从派生**转换为基础**

Question

我正在阅读this，遗憾的是，我无法理解为什么编译器不允许从Derived **转换为Base **。此外，我看到this没有提供比parashift.com链接更多的信息。

编辑：

让我们逐行分析这段代码：

   Car   car;
   Car*  carPtr = &car;
   Car** carPtrPtr = &carPtr;
   //MyComment: Until now there is no problem!

   Vehicle** vehiclePtrPtr = carPtrPtr;  // This is an error in C++
   //MyComment: Here compiler gives me an error! And I try to understand why. 
   //MyComment: Let us consider that it was allowed. So what?? Let's go ahead!

   NuclearSubmarine  sub;
   NuclearSubmarine* subPtr = ⊂
   //MyComment: this two line are OK too!

   *vehiclePtrPtr = subPtr;

   //MyComment: the important part comes here... *vehiclePtrPtr is a pointer to
   //MyComment: a vehicle, particularly in our case it points to a Car object.
   //MyComment: Now when I assign to the pointer to the Car object *vehiclePtrPtr,
   //MyComment: a pointer to NuclearSubmarine, then it should just point to the
   //MyComment: NuclearSubmarine object as it is indeed a pointer to a Vehicle,
   //MyComment: isn't it?

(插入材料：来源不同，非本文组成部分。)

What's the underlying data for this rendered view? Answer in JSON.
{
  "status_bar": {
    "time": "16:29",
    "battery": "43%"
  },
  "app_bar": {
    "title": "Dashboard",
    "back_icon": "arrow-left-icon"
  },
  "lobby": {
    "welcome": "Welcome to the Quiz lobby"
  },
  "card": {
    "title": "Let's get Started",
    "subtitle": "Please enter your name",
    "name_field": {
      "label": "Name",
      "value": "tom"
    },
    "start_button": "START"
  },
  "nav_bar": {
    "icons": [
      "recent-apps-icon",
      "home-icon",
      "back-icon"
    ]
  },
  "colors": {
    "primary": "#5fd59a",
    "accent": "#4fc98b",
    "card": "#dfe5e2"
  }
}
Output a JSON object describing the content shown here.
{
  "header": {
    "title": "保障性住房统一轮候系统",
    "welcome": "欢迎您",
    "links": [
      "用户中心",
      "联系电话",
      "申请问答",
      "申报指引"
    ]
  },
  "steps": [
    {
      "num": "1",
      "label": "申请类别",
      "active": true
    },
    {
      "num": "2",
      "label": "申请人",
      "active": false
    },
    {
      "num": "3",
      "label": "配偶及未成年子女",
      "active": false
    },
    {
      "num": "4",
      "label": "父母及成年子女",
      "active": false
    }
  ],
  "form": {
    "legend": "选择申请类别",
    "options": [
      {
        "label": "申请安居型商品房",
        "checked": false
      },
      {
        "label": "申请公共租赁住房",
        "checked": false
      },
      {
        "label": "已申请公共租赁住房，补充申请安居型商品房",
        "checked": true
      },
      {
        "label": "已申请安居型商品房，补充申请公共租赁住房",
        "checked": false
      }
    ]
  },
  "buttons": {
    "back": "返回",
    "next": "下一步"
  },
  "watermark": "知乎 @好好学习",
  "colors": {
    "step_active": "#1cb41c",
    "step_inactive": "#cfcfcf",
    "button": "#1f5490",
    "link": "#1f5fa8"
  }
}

Where is my fault? Where I am wrong?

   // This last line would have caused carPtr to point to sub!
   carPtr->openGasCap();  // This might call fireNuclearMissle()!

Answer 1

这与一碗香蕉不是一碗水果的原因基本相同。如果一碗香蕉 一碗水果，你可以把一个苹果放入碗中，它将不再是一碗香蕉。

只要您检查碗，转换就是无害的。但是一旦你开始修改它，转换就变得不安全了。这是要牢记的关键点。 （这就是为什么不可变的Scala集合实际允许转换的确切原因，但可变集合禁止它。）

与你的例子相同。如果有从Derived**到Base**的转换，您可以将指针指向一个苹果类型系统承诺只有指向香蕉的指针可能存在。吊杆！

Answer 2

这不允许出现无意义的错误：

class Flutist : public Musician
...

class Pianist : public Musician
...

void VeryBad(Flutist **f, Pianist **p)
{
 Musician **m1=f;
 Musician **m2=p;
 *m1=*m2; // Oh no! **f is supposed to be a Flutist and it's a Pianist!
}

以下是一个完整的工作示例：

#include <stdio.h>

class Musician
{
 public:
 Musician(void) { ; }
 virtual void Play(void)=0;
};

class Pianist : public Musician
{
 public:
 Pianist(void) { ; }
 virtual void Play(void) { printf("The piano blares\n"); }
};

class Flutist : public Musician
{
 public:
 Flutist(void) { ; }
 virtual void Play(void) { printf("The flute sounds.\n"); }
};

void VeryBad(Flutist **f, Pianist **p)
{
 Musician **m1=f;
 Musician **m2=p;
 *m1=*m2; // Oh no! **f is supposed to be a Flutist and it's a Pianist!
}

int main(void)
{
 Flutist *f=new Flutist();
 Pianist *p=new Pianist();
 VeryBad(&f, &p);
 printf("Mom is asleep, but flute playing wont bother her.\n");
 f->Play(); // Since f is a Flutist* this can't possibly play piano, can it?
}

这就是行动：

$ g++ -fpermissive verybad.cpp -o verybad
verybad.cpp: In function void VeryBad(Flutist**, Pianist**):
verybad.cpp:26:20: warning: invalid conversion from Flutist** to Musician** [-fpermissive]
verybad.cpp:27:20: warning: invalid conversion from Pianist** to Musician** [-fpermissive]
$ ./verybad 
Mom is asleep, but flute playing wont bother her.
The piano blares

Answer 3

Vehicle** vehiclePtrPtr = carPtrPtr;是不允许的，因为它是Derived**到Base**的转换，这是不允许的。

您的示例中说明了不允许的原因。

   Car   car;
   Car*  carPtr = &car;
   Car** carPtrPtr = &carPtr; 

以便carPtrPtr指向Car的指针。

核潜艇潜艇;    NuclearSubmarine * subPtr =⊂

这也是合法的，但如果可以的话

Vehicle** vehiclePtrPtr = carPtrPtr;

你可能不小心做了

*vehiclePtrPtr = subPtr;

即*vehiclePtrPtr是指向Car的指针。在最后一行中，为其指定一个指向Sub的指针。因此，您现在可以在类型为Sub的对象上调用派生类Car中定义的方法，并且具有未定义的行为。